For her final Independent Study Project, Curtis researched community-based reproductive health programmes in rural Uttar Pradesh, focusing her efforts on government workers and institutions. She continues that work through her Fulbright fellowship.
Like all SIT Study Abroad participants, Curtis lived with host families while abroad. It’s an experience, Hammer says, that can have positive and significant long-term impacts on all study abroad students. Curtis stayed with two families during her semester in India, and describes her experience in glowing terms, recalling how she used to stay up late at night with her host siblings, asking questions and telling stories.
“These are people I still love and spend time with today. Also, they were my most direct form of cross-cultural learning,” she says.
“We made deep relationships and bonds that could literally never have happened had I not studied abroad here.”

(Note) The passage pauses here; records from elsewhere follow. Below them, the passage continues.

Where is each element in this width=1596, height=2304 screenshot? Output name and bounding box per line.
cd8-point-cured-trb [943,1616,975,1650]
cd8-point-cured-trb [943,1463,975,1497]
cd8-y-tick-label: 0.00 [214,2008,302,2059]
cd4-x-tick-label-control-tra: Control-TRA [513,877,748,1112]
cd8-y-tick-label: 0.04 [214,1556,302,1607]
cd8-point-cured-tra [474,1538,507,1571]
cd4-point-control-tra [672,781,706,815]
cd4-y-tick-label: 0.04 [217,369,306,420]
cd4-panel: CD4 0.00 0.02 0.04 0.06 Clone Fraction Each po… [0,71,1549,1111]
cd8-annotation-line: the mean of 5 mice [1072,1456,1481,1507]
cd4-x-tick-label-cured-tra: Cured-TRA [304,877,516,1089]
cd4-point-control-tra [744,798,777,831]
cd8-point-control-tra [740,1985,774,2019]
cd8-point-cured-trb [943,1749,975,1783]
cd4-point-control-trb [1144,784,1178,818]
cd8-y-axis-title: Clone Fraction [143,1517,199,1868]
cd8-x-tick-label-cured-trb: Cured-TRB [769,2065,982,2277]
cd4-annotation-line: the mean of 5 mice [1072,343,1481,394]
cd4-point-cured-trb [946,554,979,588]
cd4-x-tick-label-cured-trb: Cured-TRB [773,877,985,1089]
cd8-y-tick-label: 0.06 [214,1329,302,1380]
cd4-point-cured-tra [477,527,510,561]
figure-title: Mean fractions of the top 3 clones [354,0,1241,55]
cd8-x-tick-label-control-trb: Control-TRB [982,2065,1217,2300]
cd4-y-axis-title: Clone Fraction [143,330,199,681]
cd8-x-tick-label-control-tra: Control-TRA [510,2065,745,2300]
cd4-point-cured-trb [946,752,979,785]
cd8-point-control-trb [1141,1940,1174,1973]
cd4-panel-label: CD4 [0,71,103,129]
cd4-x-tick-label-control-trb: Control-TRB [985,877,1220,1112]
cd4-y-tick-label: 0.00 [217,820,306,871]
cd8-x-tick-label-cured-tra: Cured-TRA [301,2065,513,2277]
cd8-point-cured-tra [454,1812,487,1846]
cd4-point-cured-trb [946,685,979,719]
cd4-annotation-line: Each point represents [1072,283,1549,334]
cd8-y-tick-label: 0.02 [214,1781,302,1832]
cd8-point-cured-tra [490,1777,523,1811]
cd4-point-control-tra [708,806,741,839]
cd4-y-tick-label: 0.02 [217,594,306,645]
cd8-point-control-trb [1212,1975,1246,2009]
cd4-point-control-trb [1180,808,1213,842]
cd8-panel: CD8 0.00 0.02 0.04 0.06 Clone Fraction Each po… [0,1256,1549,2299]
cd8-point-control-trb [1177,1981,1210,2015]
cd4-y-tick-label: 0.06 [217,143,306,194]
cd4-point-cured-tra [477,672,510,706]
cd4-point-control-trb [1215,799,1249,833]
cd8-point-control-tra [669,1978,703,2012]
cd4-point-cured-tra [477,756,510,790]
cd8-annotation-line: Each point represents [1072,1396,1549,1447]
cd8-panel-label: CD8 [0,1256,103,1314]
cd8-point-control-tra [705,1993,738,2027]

After completing her fellowship, Curtis aspires to attend a nursing school and work as a midwife, beginning a career to promote sexual and reproductive health. “Studying in India has greatly impacted my understanding of what government programmes and policies could look like for community and reproductive health, as well as challenges they can face,” she says.
Road ahead
As students like Curtis and DeFelice continue to be drawn to India and be inspired by their experiences here, Hammer only sees the SIT Study Abroad programmes expanding. “India is a fascinating, dynamic and historically influential part of the world, and it will continue to grow in importance in global matters,” he says. “Many students see India as a deeply relevant place in which to develop new knowledge and deeper understanding of not only the country itself, but the future of global relations.”
The School for International Training is proud of its long history of Indian study abroad programmes, Hammer continues, “and we look forward to developing new educational opportunities for our students in the years to come.”